Come Moretti, come Caro diario, ma non proprio, ché la vespa – spoiler – a fine riprese gliela rubano pure. Già assistente di Nanni, legato anche per via paterna, Marco, Cosimo Messeri (MUN – Metti una notte nel 2028, il doc The One Man Beatles nel 2009) gioca al massacro autofiction e gira Il massacro, un ufo identificabile forse nel passato, ma non nel presente.
Elegante, snello ed elusivo, per silhouette e astrazione, se ne va per una Roma post remottiana e - anagramma - morettiana, dove apprensioni e appunti sono per via app(unto) di dating, e dove trovarsi non è un problema, ma il problema, sia di coppia, più o meno estemporanea, che di soggetto, spiccata o piccata individualità che sia.

In bianco e nero ovviamente esistenzialista, attico in affitto maternamente sostenuto, cinema e musica per bivio irrisolto, il regista e (anti)eroe fa di sospensione abbrivio, palesandosi tra fallimento e fallimento, fino a divenire egli stesso cinema, audio e video di cronaca personale e universale, con due amici produttori (Andrea Monteforte e Edoardo Scarantino) e produttivi per pungolo, il destino all’angolo e incontri, ricordi, vorrei ma non posso, potrei ma non voglio per bagaglio leggero.

La salvezza è à la carte, lo spleen a specchio, l’infarto a scomparsa, l’infermiera all’italiana, il massacro non Reza, ma resta, l'opzione di Terrazza, non di Scola o scuola, ma contenuta, non condonata, meno sociale, con una leonina ceramica in frantumi – hic sunt leones non è davvero il caso qui e ora – per spia che la monumentalità e l’artefatto non reggono.

Doc e confessione, excusatio non petita e genuino malessere, Messeri ci fa e ci è, forse viceversa, con la sottigliezza per farci pensare e la non stucchevolezza per non farsi pesare.
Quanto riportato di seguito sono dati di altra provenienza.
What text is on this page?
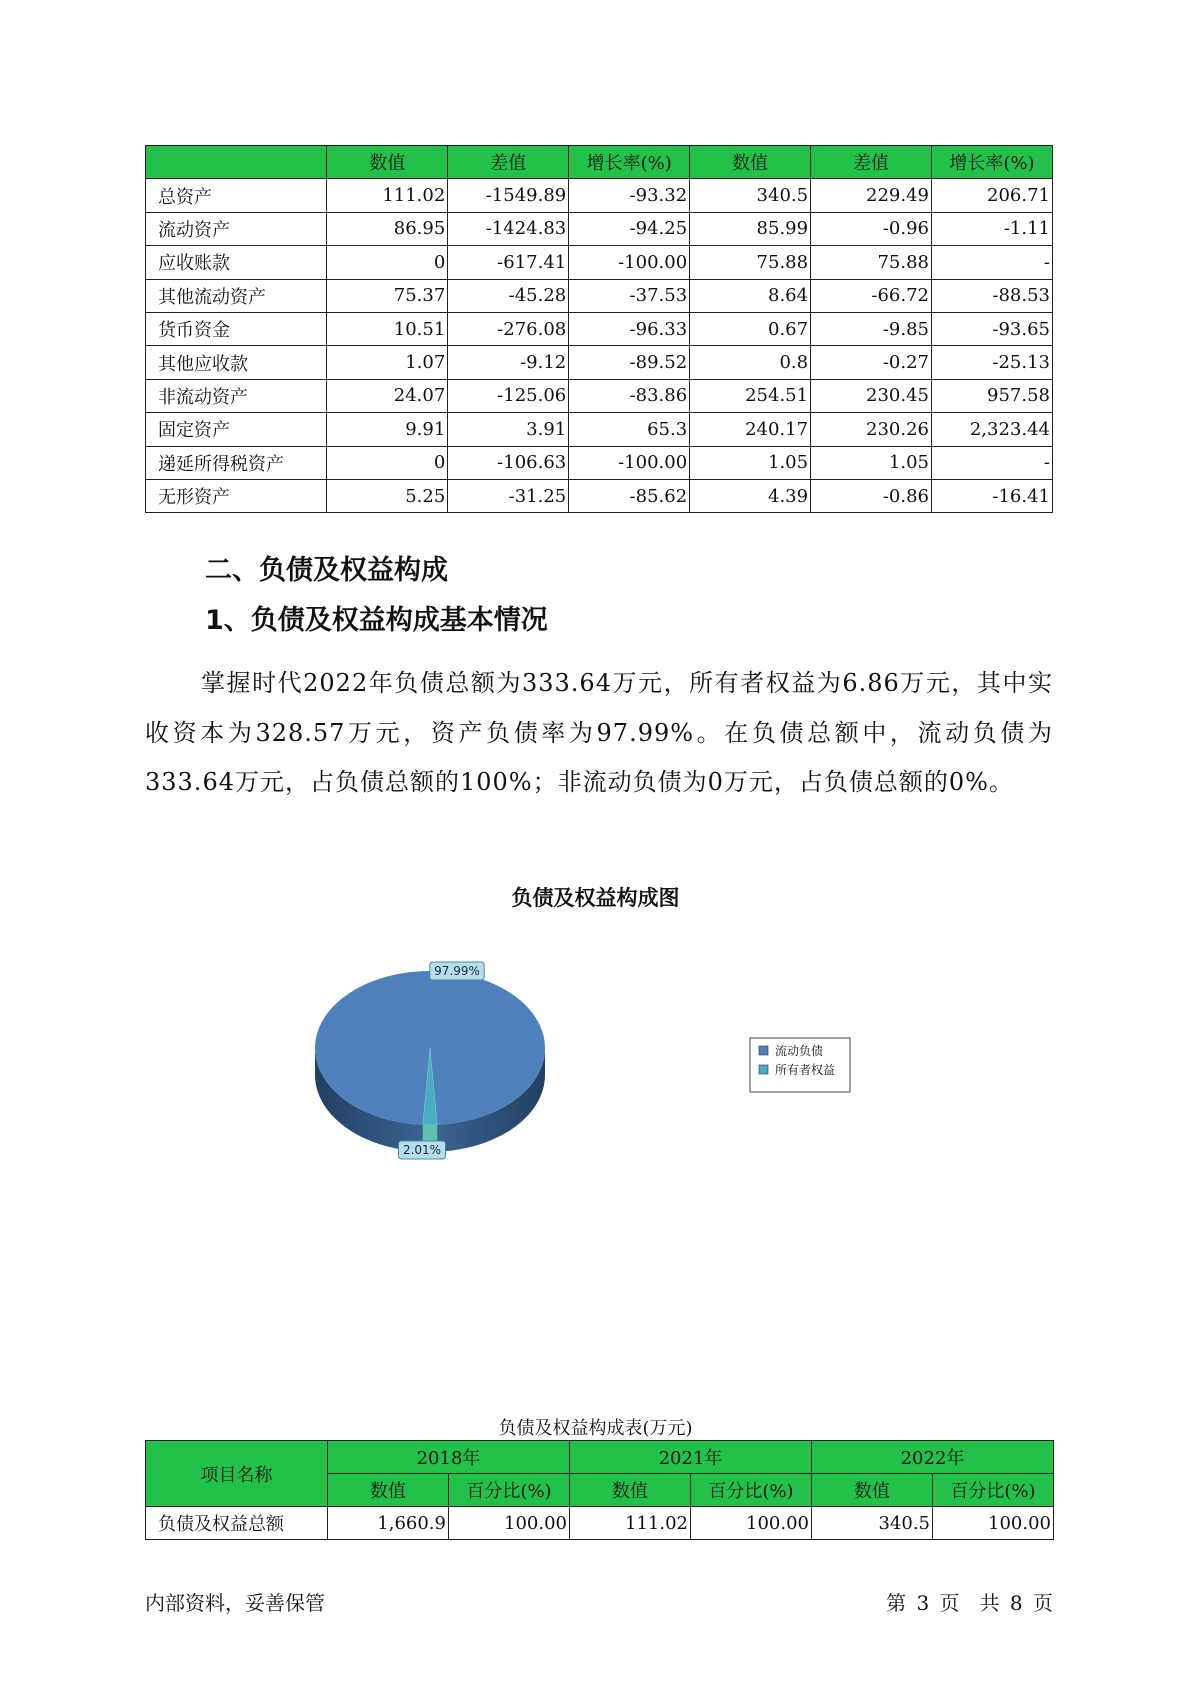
	数值	差值	增长率(%)	数值	差值	增长率(%)
总资产	111.02	-1549.89	-93.32	340.5	229.49	206.71
流动资产	86.95	-1424.83	-94.25	85.99	-0.96	-1.11
应收账款	0	-617.41	-100.00	75.88	75.88	-
其他流动资产	75.37	-45.28	-37.53	8.64	-66.72	-88.53
货币资金	10.51	-276.08	-96.33	0.67	-9.85	-93.65
其他应收款	1.07	-9.12	-89.52	0.8	-0.27	-25.13
非流动资产	24.07	-125.06	-83.86	254.51	230.45	957.58
固定资产	9.91	3.91	65.3	240.17	230.26	2,323.44
递延所得税资产	0	-106.63	-100.00	1.05	1.05	-
无形资产	5.25	-31.25	-85.62	4.39	-0.86	-16.41
二、负债及权益构成
1、负债及权益构成基本情况

掌握时代2022年负债总额为333.64万元，所有者权益为6.86万元，其中实收资本为328.57万元，资产负债率为97.99%。在负债总额中，流动负债为333.64万元，占负债总额的100%；非流动负债为0万元，占负债总额的0%。

负债及权益构成图
97.99%
2.01%
流动负债
所有者权益
负债及权益构成表(万元)
项目名称	2018年		2021年		2022年	
	数值	百分比(%)	数值	百分比(%)	数值	百分比(%)
负债及权益总额	1,660.9	100.00	111.02	100.00	340.5	100.00
内部资料，妥善保管	第 3 页　共 8 页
Via dalla pazza folla, con una bici per destriero, della vespa abbiamo detto, l’iterazione del femminile, con il letto confessionale di un post orgasmic chill senza, ehm, prescia e con qualche calore. Spicca Sarah Barberi, ma di più occhi, denti e mani dell’ostinata Dulcinea del Nostro, Ottavia Molinari, e anche il cane, e la sorella di Cosimo Maddalena, pur ritrosa.
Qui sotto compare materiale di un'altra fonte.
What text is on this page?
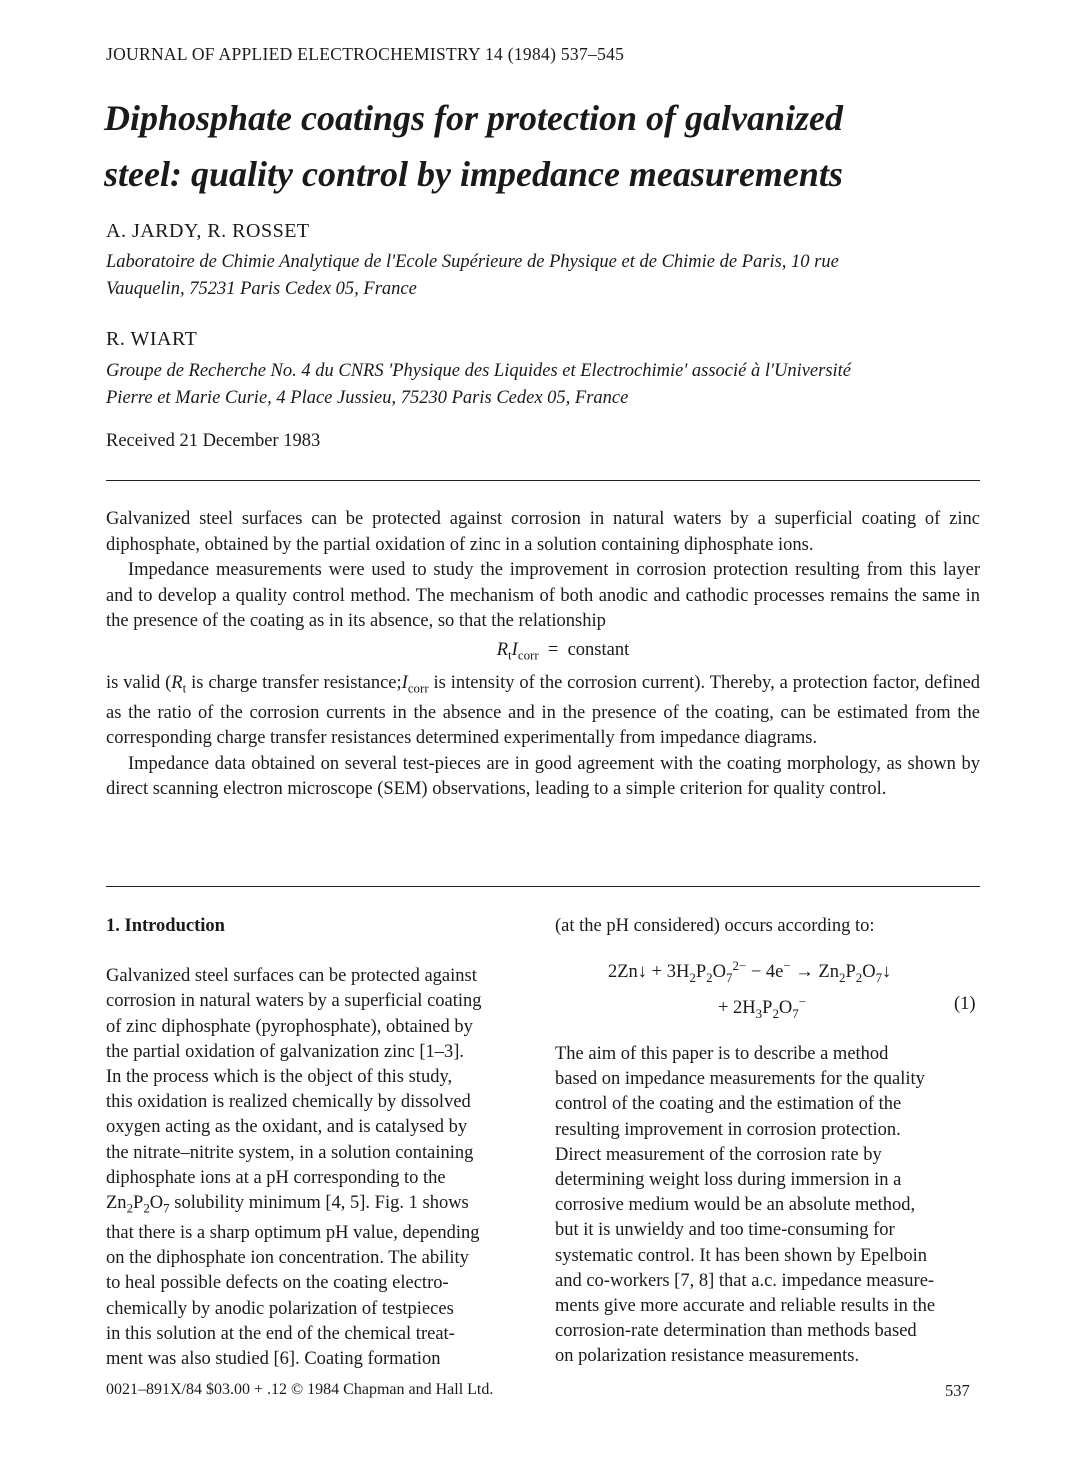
JOURNAL OF APPLIED ELECTROCHEMISTRY 14 (1984) 537–545
Diphosphate coatings for protection of galvanized
steel: quality control by impedance measurements
A. JARDY, R. ROSSET
Laboratoire de Chimie Analytique de l'Ecole Supérieure de Physique et de Chimie de Paris, 10 rue
Vauquelin, 75231 Paris Cedex 05, France
R. WIART
Groupe de Recherche No. 4 du CNRS 'Physique des Liquides et Electrochimie' associé à l'Université
Pierre et Marie Curie, 4 Place Jussieu, 75230 Paris Cedex 05, France
Received 21 December 1983

Galvanized steel surfaces can be protected against corrosion in natural waters by a superficial coating of zinc diphosphate, obtained by the partial oxidation of zinc in a solution containing diphosphate ions.

Impedance measurements were used to study the improvement in corrosion protection resulting from this layer and to develop a quality control method. The mechanism of both anodic and cathodic processes remains the same in the presence of the coating as in its absence, so that the relationship

$R_tI_{corr}$ = constant

is valid ($R_t$ is charge transfer $resistance;I_{corr}$ is intensity of the corrosion current). Thereby, a protection factor, defined as the ratio of the corrosion currents in the absence and in the presence of the coating, can be estimated from the corresponding charge transfer resistances determined experimentally from impedance diagrams.

Impedance data obtained on several test-pieces are in good agreement with the coating morphology, as shown by direct scanning electron microscope (SEM) observations, leading to a simple criterion for quality control.

1. Introduction
Galvanized steel surfaces can be protected against
corrosion in natural waters by a superficial coating
of zinc diphosphate (pyrophosphate), obtained by
the partial oxidation of galvanization zinc [1–3].
In the process which is the object of this study,
this oxidation is realized chemically by dissolved
oxygen acting as the oxidant, and is catalysed by
the nitrate–nitrite system, in a solution containing
diphosphate ions at a pH corresponding to the
$Zn_2P_2O_7$ solubility minimum [4, 5]. Fig. 1 shows
that there is a sharp optimum pH value, depending
on the diphosphate ion concentration. The ability
to heal possible defects on the coating electro-
chemically by anodic polarization of testpieces
in this solution at the end of the chemical treat-
ment was also studied [6]. Coating formation
(at the pH considered) occurs according to:
2Zn↓ + $3H_2P_2O_7^{2-} - 4e^-$ → $Zn_2P_2O_7↓$
+ $2H_3P_2O_7^-$	(1)
The aim of this paper is to describe a method
based on impedance measurements for the quality
control of the coating and the estimation of the
resulting improvement in corrosion protection.
Direct measurement of the corrosion rate by
determining weight loss during immersion in a
corrosive medium would be an absolute method,
but it is unwieldy and too time-consuming for
systematic control. It has been shown by Epelboin
and co-workers [7, 8] that a.c. impedance measure-
ments give more accurate and reliable results in the
corrosion-rate determination than methods based
on polarization resistance measurements.
0021–891X/84 $03.00 + .12 © 1984 Chapman and Hall Ltd.	537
Senza droga e senza alcool, vivere nel mondo e sopravvivere a sé stessi è difficile, ma Messeri tutto sommato ne fa una cosa facile. Ma non si poteva intitolare Cara app o, meglio sull’eredità morettiana, Caro Dating?

PS: il verbo fare in questa recensione è stato assai usato, iterato, non sinonimizzato, e che ci vogliamo fare?

PS2: Pur chiamandosi Il massacro, Cosimo Messeri NON è Cosima (Serrano in) Misseri.

Ps3: Il film è autofiction, e nella crasi, credo, fiction prevalga, badate.